Today, I do not recommend Microsoft Edge to anyone anymore.
Not because Edge is a bad browser, none of those things. I use it myself, it is safe and quite comfortable, I am used to it. However, I am also aware of what is available on the market, and Edge does not really stand out with anything special on the plus side.
I can recommend it to the Brave browser. It cares about the privacy and security of the user, does not try to push anything, and is also based on Chromium. Edge, on the other hand, has become an advertising platform for Microsoft’s services. They press buttons and shortcuts to Bing, Microsoft 365, and Microsoft Start as much as they can. It tries to replace YouTube’s mechanisms, obscuring them with its own and tries to be an uninvited price comparison engine. The list of sins is longer, but let’s forgive ourselves.

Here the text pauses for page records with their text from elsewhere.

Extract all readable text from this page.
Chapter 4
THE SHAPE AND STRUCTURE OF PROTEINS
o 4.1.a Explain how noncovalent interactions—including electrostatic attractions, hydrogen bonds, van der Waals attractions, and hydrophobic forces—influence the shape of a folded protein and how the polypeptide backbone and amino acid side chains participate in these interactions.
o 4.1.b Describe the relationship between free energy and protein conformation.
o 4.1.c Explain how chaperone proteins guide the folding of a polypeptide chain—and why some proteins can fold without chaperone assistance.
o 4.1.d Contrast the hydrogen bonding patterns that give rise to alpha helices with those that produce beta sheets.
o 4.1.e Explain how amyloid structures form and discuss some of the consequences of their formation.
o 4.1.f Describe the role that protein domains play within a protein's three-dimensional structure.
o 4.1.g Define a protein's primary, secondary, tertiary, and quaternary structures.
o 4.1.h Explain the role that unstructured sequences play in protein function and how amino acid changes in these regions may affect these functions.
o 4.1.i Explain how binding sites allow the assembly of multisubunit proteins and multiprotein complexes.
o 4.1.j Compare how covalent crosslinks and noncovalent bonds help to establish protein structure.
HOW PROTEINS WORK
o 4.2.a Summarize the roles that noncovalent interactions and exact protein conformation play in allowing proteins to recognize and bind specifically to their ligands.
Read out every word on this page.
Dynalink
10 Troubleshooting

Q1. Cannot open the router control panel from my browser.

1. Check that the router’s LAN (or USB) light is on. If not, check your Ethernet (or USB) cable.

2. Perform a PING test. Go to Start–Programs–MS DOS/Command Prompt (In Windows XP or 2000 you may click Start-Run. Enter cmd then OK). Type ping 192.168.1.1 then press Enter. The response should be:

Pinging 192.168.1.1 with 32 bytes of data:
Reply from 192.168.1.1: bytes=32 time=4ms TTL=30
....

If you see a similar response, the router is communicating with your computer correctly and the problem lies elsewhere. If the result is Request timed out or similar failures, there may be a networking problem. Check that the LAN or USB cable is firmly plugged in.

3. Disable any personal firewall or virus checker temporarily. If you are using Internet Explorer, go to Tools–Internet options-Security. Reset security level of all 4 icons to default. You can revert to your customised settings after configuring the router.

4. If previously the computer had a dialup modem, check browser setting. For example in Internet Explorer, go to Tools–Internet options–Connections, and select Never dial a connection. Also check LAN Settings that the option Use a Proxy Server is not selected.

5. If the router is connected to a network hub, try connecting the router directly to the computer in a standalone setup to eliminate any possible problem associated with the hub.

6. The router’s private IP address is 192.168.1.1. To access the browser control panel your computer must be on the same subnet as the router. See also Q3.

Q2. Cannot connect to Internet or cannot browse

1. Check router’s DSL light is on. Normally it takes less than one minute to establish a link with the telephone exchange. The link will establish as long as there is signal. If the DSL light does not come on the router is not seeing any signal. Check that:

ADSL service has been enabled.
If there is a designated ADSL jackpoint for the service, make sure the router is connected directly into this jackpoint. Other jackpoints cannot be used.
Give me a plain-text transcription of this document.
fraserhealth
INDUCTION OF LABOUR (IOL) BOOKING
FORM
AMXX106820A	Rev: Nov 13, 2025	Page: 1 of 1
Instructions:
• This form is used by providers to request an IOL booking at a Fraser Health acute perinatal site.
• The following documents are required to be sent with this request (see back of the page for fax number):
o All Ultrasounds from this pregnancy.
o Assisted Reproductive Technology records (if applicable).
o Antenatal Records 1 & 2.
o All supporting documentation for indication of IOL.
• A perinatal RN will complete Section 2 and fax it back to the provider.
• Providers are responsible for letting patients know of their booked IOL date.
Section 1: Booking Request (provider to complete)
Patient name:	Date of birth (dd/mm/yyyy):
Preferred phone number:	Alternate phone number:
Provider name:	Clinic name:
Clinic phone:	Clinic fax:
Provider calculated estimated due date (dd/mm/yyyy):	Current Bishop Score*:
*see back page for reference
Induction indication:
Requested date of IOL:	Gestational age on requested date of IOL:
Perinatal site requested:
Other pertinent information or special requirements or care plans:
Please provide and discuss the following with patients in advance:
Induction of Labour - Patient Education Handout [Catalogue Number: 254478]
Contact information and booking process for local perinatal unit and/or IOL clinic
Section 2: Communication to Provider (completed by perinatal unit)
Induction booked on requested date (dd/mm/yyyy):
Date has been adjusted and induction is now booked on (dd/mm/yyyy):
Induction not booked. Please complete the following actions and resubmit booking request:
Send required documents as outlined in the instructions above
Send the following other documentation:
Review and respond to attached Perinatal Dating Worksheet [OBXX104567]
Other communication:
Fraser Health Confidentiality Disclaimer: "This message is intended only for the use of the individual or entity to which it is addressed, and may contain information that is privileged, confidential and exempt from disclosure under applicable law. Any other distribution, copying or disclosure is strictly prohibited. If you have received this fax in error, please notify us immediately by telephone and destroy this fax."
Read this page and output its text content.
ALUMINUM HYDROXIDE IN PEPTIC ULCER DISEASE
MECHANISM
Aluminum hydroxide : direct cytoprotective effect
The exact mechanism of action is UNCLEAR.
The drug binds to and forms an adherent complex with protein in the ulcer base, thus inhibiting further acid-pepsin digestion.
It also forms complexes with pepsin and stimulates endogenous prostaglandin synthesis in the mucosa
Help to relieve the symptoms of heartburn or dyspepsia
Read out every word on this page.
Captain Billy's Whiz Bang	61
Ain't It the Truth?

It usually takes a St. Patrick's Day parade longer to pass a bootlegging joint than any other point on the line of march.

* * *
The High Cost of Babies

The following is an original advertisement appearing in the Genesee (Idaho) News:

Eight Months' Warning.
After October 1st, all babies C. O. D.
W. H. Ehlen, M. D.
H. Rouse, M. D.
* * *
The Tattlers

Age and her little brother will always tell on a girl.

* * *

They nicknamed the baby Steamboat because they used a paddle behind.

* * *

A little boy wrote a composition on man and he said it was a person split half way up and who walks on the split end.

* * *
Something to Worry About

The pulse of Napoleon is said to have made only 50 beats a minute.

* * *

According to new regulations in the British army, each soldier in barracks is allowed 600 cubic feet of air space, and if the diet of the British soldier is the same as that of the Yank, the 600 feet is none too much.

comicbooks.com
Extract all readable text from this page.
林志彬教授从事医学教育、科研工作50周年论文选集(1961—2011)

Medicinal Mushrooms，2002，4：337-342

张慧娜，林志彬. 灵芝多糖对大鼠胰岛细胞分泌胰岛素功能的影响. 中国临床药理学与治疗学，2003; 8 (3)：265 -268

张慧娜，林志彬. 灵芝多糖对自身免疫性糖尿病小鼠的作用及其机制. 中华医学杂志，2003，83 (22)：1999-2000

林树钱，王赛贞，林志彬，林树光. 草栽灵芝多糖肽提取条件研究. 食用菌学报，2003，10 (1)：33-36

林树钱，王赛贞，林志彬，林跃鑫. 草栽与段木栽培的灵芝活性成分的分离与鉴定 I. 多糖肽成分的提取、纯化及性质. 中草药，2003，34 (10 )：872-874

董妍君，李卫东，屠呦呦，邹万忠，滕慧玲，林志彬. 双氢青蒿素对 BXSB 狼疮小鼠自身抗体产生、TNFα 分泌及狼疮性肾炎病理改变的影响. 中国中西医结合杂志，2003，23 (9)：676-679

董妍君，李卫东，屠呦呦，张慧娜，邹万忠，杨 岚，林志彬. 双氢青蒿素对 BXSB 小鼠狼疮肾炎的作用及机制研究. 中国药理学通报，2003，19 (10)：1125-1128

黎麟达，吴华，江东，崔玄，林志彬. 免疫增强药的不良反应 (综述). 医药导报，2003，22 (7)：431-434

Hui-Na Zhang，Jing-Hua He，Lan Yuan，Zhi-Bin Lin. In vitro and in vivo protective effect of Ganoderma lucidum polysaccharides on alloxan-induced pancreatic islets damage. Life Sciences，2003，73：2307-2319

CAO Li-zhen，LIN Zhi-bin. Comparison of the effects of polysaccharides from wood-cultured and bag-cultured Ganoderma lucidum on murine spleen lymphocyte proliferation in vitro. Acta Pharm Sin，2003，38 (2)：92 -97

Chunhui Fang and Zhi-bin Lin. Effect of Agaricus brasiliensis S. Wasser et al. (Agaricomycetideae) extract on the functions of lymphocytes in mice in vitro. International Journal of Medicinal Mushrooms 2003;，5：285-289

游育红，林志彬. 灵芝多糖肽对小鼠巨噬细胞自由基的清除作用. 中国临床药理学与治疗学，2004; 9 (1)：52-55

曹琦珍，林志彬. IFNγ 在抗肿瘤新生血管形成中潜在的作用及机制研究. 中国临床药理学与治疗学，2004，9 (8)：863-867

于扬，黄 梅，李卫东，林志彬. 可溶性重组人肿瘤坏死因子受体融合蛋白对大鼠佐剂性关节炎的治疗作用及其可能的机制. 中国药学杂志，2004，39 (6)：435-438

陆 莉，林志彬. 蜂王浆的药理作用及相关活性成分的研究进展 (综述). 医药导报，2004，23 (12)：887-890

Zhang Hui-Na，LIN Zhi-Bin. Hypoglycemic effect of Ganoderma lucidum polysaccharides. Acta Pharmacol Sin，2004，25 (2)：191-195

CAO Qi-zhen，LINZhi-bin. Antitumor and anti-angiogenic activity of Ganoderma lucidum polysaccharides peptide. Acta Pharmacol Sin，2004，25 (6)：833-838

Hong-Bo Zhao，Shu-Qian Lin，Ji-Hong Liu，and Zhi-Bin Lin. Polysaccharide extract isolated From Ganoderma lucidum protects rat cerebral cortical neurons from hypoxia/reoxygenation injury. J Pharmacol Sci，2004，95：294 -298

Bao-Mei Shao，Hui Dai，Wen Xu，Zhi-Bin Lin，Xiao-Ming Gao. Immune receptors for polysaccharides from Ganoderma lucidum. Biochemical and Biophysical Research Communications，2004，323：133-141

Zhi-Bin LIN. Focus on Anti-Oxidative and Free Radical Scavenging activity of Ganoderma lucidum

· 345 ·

You can look at it, of course, a bit differently. Most of the above can be disabled. As buried in the advanced browser settings, you can even disconnect the browser from the Microsoft cloud, guaranteeing high privacy, you can also disable ads and disturbers. However, you need to know how. Sometimes you also have to do it more than once – because strangely this setting did not synchronize or switched itself after one update.

These additional features are certainly useful for a certain group of users. However, they should be disabled by default, and preferably offered as extensions. And let it be, by way of compromise, let even Edge once every dozen or so days display an ad for one of the add-ons, encouraging you to try it. Microsoft is not a charity, it has to make money, and its services are of good quality.
Meanwhile, what all users should experience will be experienced only by those whose administrators in the company have devoted a moment of attention to disabling in the browser all advertising-spying nonsense that provides more benefits to Microsoft than to the user. It wasn’t meant to be. That was not the case not so long ago. How do I convince a Chrome user to try Edge? Before, I had a lot of arguments – now I don’t have a single one.